Os Lusíadas/Alvará Régio da Edição de 1572

Wikisource, a biblioteca livre

< Os Lusíadas
Os Lusíadas (Alvará Régio da Edição de 1572)
Text document with red question mark.svg
Galeria de imagens
O Wikisource possui uma Galeria de imagens históricas para Introduções de Os Lusíadas.

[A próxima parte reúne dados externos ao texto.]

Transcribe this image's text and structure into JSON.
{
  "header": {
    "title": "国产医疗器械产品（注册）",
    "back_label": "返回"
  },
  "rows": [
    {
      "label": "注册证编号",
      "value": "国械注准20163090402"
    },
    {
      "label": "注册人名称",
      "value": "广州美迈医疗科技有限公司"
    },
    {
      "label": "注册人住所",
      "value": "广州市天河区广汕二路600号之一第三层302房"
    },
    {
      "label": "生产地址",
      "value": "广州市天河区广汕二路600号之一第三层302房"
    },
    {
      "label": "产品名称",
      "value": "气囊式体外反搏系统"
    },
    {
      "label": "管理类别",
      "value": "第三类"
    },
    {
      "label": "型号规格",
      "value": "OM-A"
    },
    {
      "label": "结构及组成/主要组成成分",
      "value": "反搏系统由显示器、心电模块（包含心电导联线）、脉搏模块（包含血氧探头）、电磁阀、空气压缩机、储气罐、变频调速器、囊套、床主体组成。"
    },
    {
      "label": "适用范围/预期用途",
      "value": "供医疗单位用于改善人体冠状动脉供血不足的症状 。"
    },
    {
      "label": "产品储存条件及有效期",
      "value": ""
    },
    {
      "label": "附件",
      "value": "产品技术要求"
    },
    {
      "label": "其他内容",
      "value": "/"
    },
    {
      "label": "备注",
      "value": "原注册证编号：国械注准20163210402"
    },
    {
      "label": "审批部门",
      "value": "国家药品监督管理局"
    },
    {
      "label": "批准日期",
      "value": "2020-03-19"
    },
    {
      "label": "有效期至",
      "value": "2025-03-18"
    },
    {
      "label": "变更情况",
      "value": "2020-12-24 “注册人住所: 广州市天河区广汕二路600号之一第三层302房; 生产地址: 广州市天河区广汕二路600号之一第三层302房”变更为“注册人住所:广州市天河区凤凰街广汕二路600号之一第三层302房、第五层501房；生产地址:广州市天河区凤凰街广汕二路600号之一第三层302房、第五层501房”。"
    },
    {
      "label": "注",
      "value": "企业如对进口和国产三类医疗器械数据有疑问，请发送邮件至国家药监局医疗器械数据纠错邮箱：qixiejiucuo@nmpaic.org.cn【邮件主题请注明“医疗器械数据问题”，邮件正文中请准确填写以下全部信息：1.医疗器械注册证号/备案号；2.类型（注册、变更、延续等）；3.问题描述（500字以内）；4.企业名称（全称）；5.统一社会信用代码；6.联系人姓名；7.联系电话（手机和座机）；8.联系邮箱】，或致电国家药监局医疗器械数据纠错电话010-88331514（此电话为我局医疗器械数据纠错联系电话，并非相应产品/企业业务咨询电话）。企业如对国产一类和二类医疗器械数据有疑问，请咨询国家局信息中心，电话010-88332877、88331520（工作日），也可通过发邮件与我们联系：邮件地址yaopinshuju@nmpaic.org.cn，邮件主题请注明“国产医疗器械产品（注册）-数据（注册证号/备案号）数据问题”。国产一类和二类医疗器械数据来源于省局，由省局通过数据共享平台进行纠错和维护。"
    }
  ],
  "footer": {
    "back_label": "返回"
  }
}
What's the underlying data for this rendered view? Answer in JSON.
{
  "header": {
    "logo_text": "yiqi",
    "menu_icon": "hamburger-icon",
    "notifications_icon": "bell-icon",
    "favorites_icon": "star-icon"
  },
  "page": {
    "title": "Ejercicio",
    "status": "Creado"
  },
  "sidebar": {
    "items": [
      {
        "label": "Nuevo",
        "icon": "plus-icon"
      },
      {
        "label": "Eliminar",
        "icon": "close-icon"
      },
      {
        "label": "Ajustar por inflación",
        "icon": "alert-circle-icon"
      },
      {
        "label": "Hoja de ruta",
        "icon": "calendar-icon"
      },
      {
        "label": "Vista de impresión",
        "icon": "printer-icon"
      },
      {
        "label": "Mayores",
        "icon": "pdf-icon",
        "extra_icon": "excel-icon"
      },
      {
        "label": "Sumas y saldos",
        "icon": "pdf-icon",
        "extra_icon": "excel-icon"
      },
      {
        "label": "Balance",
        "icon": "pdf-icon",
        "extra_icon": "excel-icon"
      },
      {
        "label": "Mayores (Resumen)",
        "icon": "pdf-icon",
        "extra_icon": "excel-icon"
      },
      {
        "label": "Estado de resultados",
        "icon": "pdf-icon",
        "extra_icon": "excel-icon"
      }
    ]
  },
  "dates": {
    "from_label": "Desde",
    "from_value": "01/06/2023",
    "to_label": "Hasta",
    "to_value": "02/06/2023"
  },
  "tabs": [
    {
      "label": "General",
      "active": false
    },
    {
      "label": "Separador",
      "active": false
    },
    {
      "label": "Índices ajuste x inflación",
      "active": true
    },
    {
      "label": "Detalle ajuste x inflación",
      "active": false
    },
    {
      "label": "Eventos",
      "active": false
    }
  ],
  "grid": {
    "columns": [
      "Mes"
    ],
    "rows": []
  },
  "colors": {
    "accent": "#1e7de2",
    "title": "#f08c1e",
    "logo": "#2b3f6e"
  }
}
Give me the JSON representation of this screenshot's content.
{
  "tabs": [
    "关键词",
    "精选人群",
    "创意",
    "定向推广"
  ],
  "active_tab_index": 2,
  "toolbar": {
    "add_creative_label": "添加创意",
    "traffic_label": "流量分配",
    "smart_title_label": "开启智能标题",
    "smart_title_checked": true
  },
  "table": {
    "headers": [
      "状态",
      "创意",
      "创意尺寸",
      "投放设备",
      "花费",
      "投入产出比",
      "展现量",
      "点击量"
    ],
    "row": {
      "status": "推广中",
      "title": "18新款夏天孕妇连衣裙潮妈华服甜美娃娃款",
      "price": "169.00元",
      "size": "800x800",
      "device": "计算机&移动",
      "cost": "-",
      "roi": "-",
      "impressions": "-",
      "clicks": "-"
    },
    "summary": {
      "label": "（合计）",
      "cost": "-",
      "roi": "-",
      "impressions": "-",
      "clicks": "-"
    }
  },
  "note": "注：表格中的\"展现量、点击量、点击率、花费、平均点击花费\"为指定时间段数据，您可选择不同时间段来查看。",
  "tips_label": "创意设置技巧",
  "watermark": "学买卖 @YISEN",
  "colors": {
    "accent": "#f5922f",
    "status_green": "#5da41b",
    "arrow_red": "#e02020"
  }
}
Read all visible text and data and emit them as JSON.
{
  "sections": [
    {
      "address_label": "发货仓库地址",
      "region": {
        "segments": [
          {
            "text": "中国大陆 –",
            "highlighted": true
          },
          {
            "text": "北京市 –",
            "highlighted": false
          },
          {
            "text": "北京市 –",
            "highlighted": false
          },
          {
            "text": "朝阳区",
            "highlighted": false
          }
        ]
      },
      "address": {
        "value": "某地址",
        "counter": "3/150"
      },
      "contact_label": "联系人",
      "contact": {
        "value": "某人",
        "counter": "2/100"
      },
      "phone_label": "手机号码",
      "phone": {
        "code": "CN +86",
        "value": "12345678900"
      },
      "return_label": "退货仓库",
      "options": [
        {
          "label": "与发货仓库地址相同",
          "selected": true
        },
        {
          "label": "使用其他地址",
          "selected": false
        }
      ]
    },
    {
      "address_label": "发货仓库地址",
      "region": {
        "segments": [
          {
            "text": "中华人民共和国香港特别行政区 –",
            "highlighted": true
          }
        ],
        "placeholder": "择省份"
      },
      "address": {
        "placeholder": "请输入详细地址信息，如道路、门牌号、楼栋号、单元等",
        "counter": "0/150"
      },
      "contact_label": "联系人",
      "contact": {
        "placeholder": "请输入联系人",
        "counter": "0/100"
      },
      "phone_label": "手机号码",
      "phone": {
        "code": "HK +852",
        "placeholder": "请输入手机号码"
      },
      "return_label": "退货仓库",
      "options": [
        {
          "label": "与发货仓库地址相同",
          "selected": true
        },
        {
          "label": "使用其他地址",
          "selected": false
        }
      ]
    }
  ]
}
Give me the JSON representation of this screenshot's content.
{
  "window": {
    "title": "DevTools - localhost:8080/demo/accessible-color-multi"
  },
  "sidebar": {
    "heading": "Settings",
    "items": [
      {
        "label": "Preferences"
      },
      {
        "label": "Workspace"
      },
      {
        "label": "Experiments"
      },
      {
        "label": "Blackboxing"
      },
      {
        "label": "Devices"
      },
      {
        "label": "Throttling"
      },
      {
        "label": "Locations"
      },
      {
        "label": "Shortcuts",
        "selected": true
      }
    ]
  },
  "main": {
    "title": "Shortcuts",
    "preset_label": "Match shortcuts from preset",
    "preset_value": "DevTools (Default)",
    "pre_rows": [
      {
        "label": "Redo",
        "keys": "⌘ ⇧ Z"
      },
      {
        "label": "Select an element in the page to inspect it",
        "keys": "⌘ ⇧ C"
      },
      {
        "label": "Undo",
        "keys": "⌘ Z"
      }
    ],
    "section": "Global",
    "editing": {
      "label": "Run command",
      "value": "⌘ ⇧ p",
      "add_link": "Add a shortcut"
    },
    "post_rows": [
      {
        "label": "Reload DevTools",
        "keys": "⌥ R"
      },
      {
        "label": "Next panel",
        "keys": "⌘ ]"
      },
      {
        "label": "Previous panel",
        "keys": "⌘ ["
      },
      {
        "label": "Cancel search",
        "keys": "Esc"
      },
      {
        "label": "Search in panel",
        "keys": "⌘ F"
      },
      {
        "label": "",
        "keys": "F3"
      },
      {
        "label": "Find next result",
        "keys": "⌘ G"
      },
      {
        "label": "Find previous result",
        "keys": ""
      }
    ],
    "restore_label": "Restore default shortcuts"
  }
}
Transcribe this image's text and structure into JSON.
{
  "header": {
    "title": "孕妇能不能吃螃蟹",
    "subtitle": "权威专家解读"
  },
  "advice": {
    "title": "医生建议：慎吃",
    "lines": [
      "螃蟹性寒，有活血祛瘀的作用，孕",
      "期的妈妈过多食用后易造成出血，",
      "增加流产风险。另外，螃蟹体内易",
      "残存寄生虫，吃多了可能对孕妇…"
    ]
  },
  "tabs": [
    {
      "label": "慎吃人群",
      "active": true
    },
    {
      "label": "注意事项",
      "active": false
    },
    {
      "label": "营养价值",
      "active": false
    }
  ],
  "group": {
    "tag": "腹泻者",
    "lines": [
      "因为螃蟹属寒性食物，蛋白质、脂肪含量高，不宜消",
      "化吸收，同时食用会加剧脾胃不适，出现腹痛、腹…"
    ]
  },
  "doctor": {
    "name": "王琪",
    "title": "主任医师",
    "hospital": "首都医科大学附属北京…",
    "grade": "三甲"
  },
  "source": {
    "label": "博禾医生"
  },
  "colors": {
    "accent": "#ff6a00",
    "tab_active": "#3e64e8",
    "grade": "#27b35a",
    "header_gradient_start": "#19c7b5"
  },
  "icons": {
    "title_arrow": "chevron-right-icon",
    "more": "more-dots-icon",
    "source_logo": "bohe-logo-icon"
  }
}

Eu el Rey faço saber aos que este Aluara virem que eu ey por bem & me praz dar licença a Luis de Camões pera que possa fazer imprimir nesta cidade de Lisboa, hűa obra em Octaua rima chamada Os Lusiadas, que contem dez cantos perfeitos, na qual por ordem poetica em versos se declarão os principaes feitos dos Portugueses nas partes da India depois que se descobrio a nauegação pera ellas por mãdado del Rey dom Manoel meu visauo que sancta gloria aja, & isto com priuilégio pera que em tempo de dez anos que se começarão do dia que se a dita obra acabar de empremir, em diãte, se não possa imprimir nẽ vender em meus reinos & senhorios nem trazer a elles de fora, nem leuar aas ditas partes da India pera se vender sem licẽça do dito Luis de Camões ou da pessoa que pera isso seu poder tiuer sob pena de quẽ o contrario fizer pagar cinquoenta cruzados & perder os volumes que imprimir, ou vender, a metade pera o dito Luis de Camões, & a outra metade para quem os acusar. E antes de se a dita obra vender lhe sera posto o preço na mesa do despacho dos meus Desembargadores do paço, o qual se declarará & porá impresso na primeira folha da dita obra pera ser a todos notorio, & antes de se imprimir sera vista examinada na mesa do conselho geral do santo officio da Inquisição pera cő sua licença se auer de imprimir, & se o dito Luis de Camões tiuer acrecentados mais algűs Cantos, tambem se imprimirão auendo pera isso licença do santo officio, como acima he dito. E este meu Aluara se imprimirá outrosi no principio da dita obra, o qual ey por bem que valha & tenha força & vigor, como se fosse carta feita em meu nome, por mim assinada & passada por minha Chancellaria em embargo da Ordenação do segundo liuro, tit. xx. que diz que as cousas cujo effeito ouuer de durar mais que hum ano passem per cartas, & passando por aluaras não valhão. Gaspar de Seixas o fiz em Lisboa a XXIIII de Setembro de MDLXXI. Iorge de Costa o fiz escrever.